Summary of discussion, Thursday May 5th, 2016
The report in some newspapers about recent developments in Embryo research- eg http://www.telegraph.co.uk/science/2016/05/04/artificial-womb-breakthrough-sparks-row-over-how-long-human-embr/ provoked a discussion about the ethics involved in such research. Should we accept that scientific research must be entirely “ethics-free”, on the grounds that if we set any limits to research we are likely to miss out on possible the benefits to society? Or should we be far more realistic, recognising that the motives for research are far more mixed (even sometimes for the sake of academic grants???) rather than for human benefit?
Zygmunt Bauman, the Polish philosopher and sociologist (born in 1925) argues in his book “Modernity and the Holocaust” (published in 1989) that “value-free science” is an illusion, which helped to create the Nazi nightmare: “Indirectly….. science cleared the way to genocide through sapping the authority and questioning the binding force, of all normative authority, particularly that of religion and ethics….. Science wanted to be value free and took pride in being such. By institutional pressure and by ridicule, it silenced the preachers of morality. In the process it made itself morally blind and speechless. It dismantled all the barriers that could stop it from co-operating, with enthusiasm and abandon, in designing the most effective and rapid methods of mass sterilization or mass killing.” (pp 108-9)
Is it the responsibility of society to decide the ethical standards for the way scientific research is to be used, or is this asking too much of society? Scientific research is, almost by definition, often in advance of lay society’s current comprehension- must we then ask scientists to take responsibility for their own ethical standards in their research?
If a society loses its sense of moral standards, decisions will be made according to the distribution of power (“might is right”), which is always unequal. Democracy can easily be corrupted in this sense, with the majority believing they can create policies that suit their interests, irrespective of the impact on minorities.
But where do we find the ethical standards we need?
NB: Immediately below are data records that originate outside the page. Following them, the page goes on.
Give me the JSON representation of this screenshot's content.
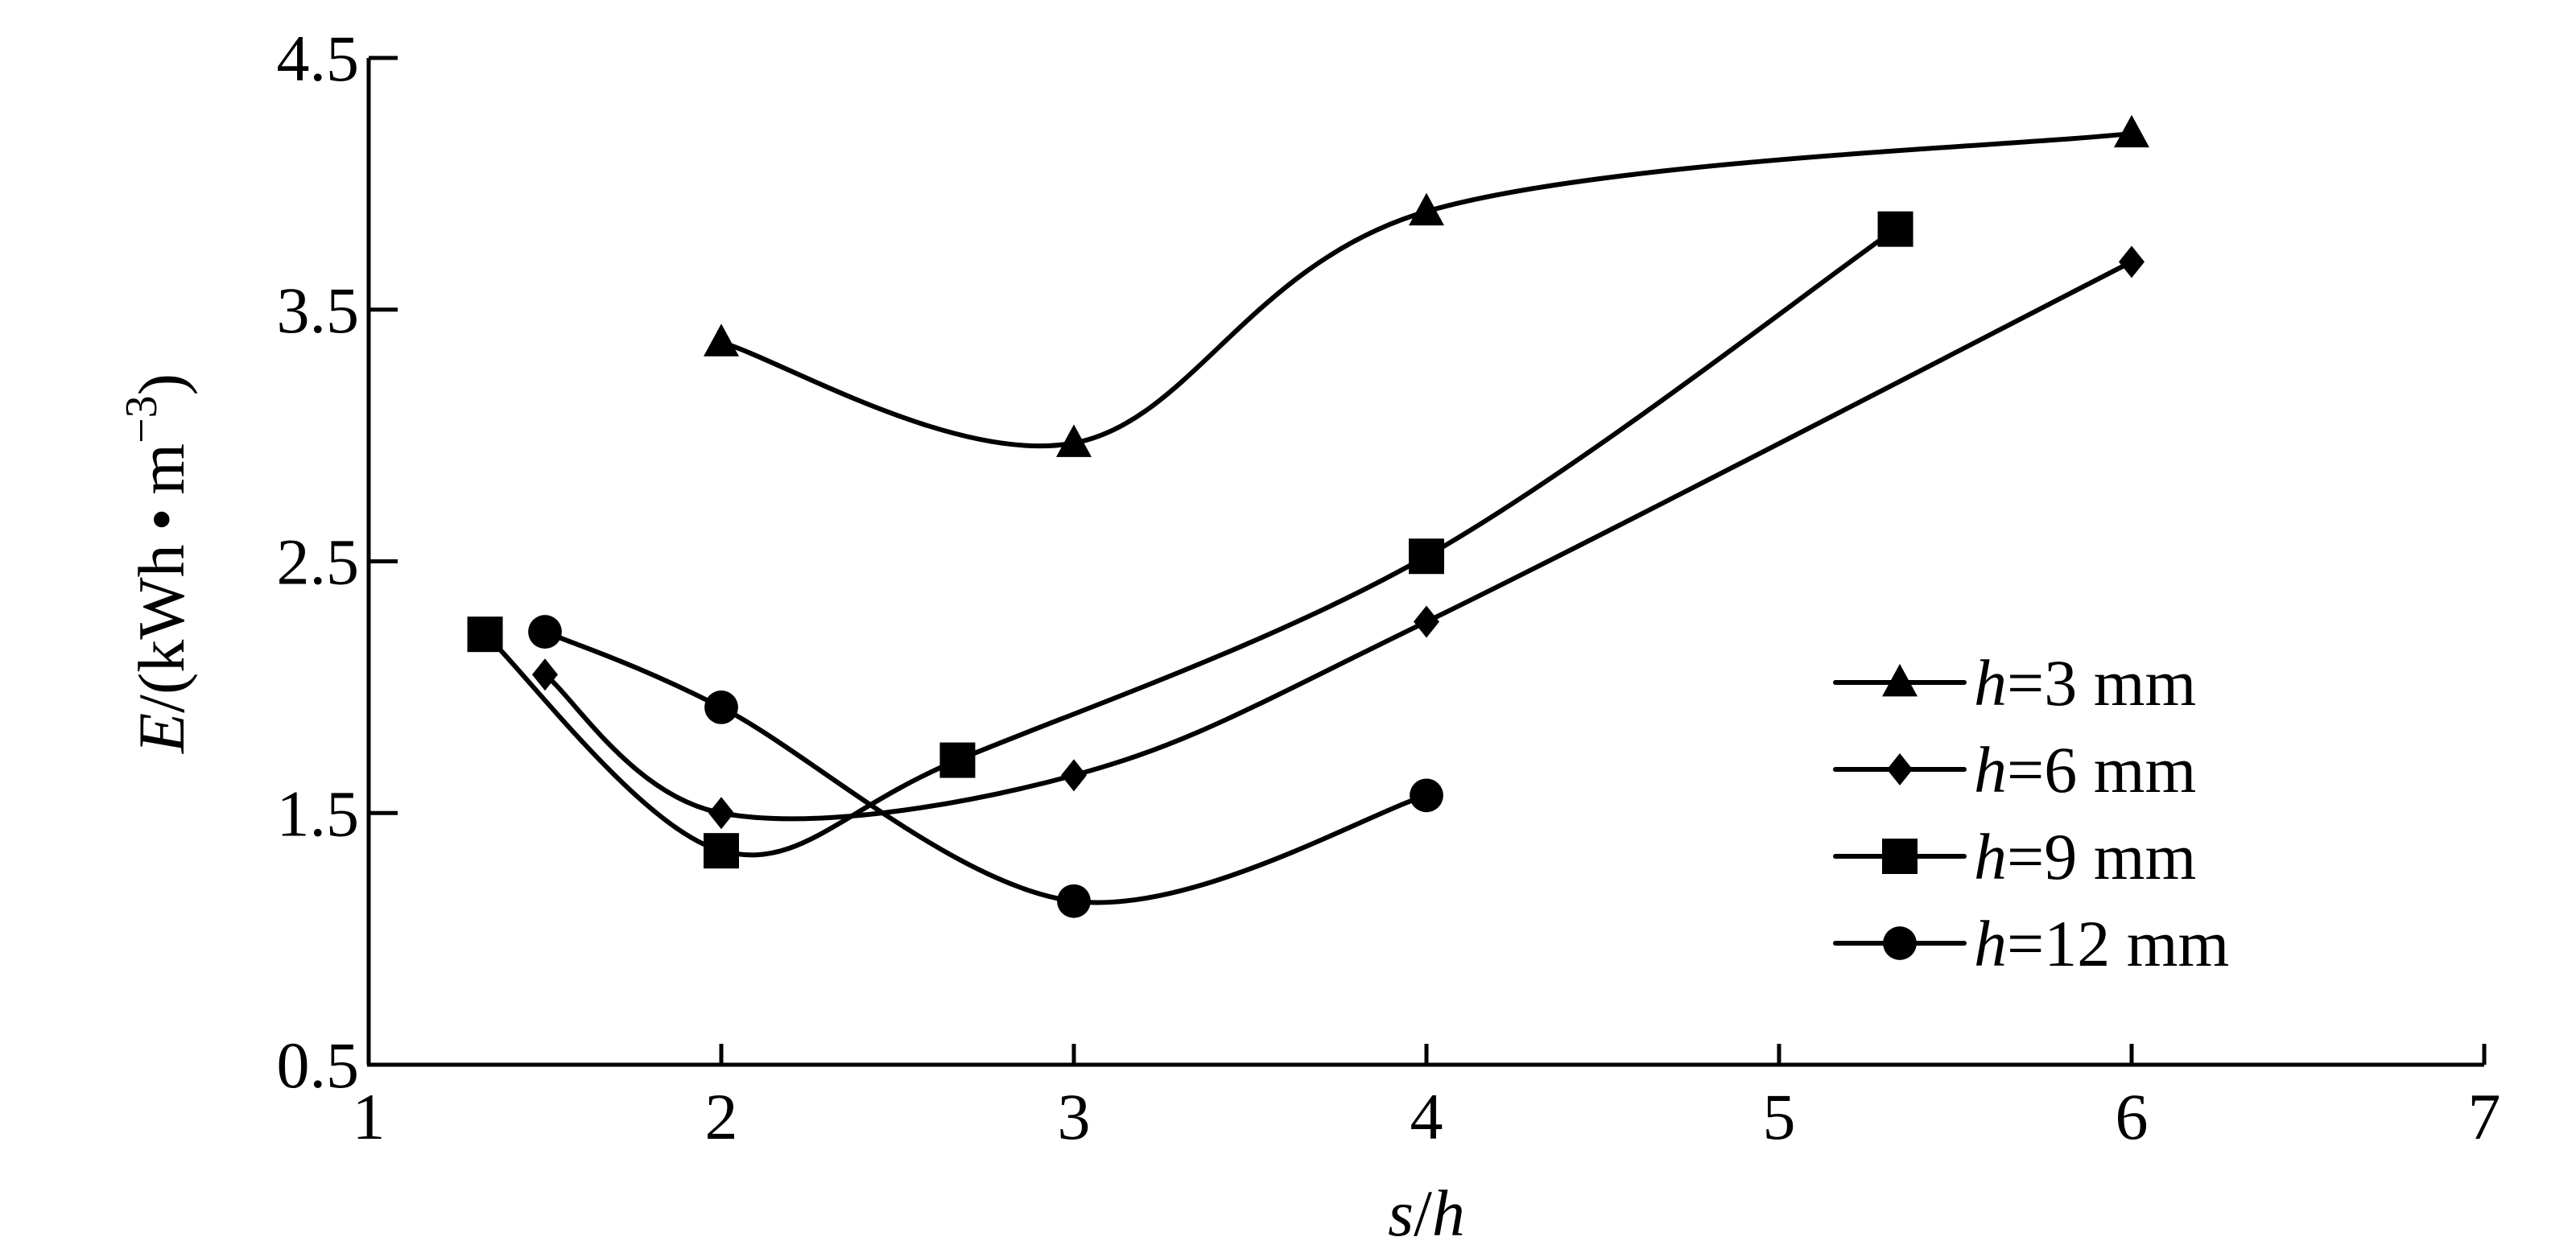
{
  "chart_data": {
    "type": "line",
    "xlabel": "s/h",
    "xlabel_parts": {
      "s": "s",
      "slash": "/",
      "h": "h"
    },
    "ylabel_parts": {
      "e": "E",
      "rest": "/(kWh • m",
      "sup": "−3",
      "close": ")"
    },
    "xlim": [
      1,
      7
    ],
    "ylim": [
      0.5,
      4.5
    ],
    "xticks": [
      1,
      2,
      3,
      4,
      5,
      6,
      7
    ],
    "xtick_labels": [
      "1",
      "2",
      "3",
      "4",
      "5",
      "6",
      "7"
    ],
    "yticks": [
      0.5,
      1.5,
      2.5,
      3.5,
      4.5
    ],
    "ytick_labels": [
      "0.5",
      "1.5",
      "2.5",
      "3.5",
      "4.5"
    ],
    "grid": false,
    "legend_position": "right",
    "series": [
      {
        "name": "h=3 mm",
        "name_parts": {
          "h": "h",
          "rest": "=3 mm"
        },
        "marker": "triangle",
        "x": [
          2,
          3,
          4,
          6
        ],
        "y": [
          3.37,
          2.97,
          3.89,
          4.2
        ]
      },
      {
        "name": "h=6 mm",
        "name_parts": {
          "h": "h",
          "rest": "=6 mm"
        },
        "marker": "diamond",
        "x": [
          1.5,
          2,
          3,
          4,
          6
        ],
        "y": [
          2.05,
          1.5,
          1.65,
          2.26,
          3.69
        ]
      },
      {
        "name": "h=9 mm",
        "name_parts": {
          "h": "h",
          "rest": "=9 mm"
        },
        "marker": "square",
        "x": [
          1.33,
          2,
          2.67,
          4,
          5.33
        ],
        "y": [
          2.21,
          1.35,
          1.71,
          2.52,
          3.82
        ]
      },
      {
        "name": "h=12 mm",
        "name_parts": {
          "h": "h",
          "rest": "=12 mm"
        },
        "marker": "circle",
        "x": [
          1.5,
          2,
          3,
          4
        ],
        "y": [
          2.22,
          1.92,
          1.15,
          1.57
        ]
      }
    ]
  }
}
Some would argue that we need to “return” to the “Christian” basis of our society- but this may be increasingly difficult when (as recent research suggests) those claiming to have “no religion” now outnumber those who claim to be “Christian” http://www.theguardian.com/world/2016/may/23/no-religion-outnumber-christians-england-wales-study
All schools must now promote Spiritual, Moral, Social and Cultural development in their pupils: http://www.doingsmsc.org.uk/ Perhaps there is a need for similar work among adults.
(This summary is more of a reflection on our discussion on May 5th than a record of what was actually said).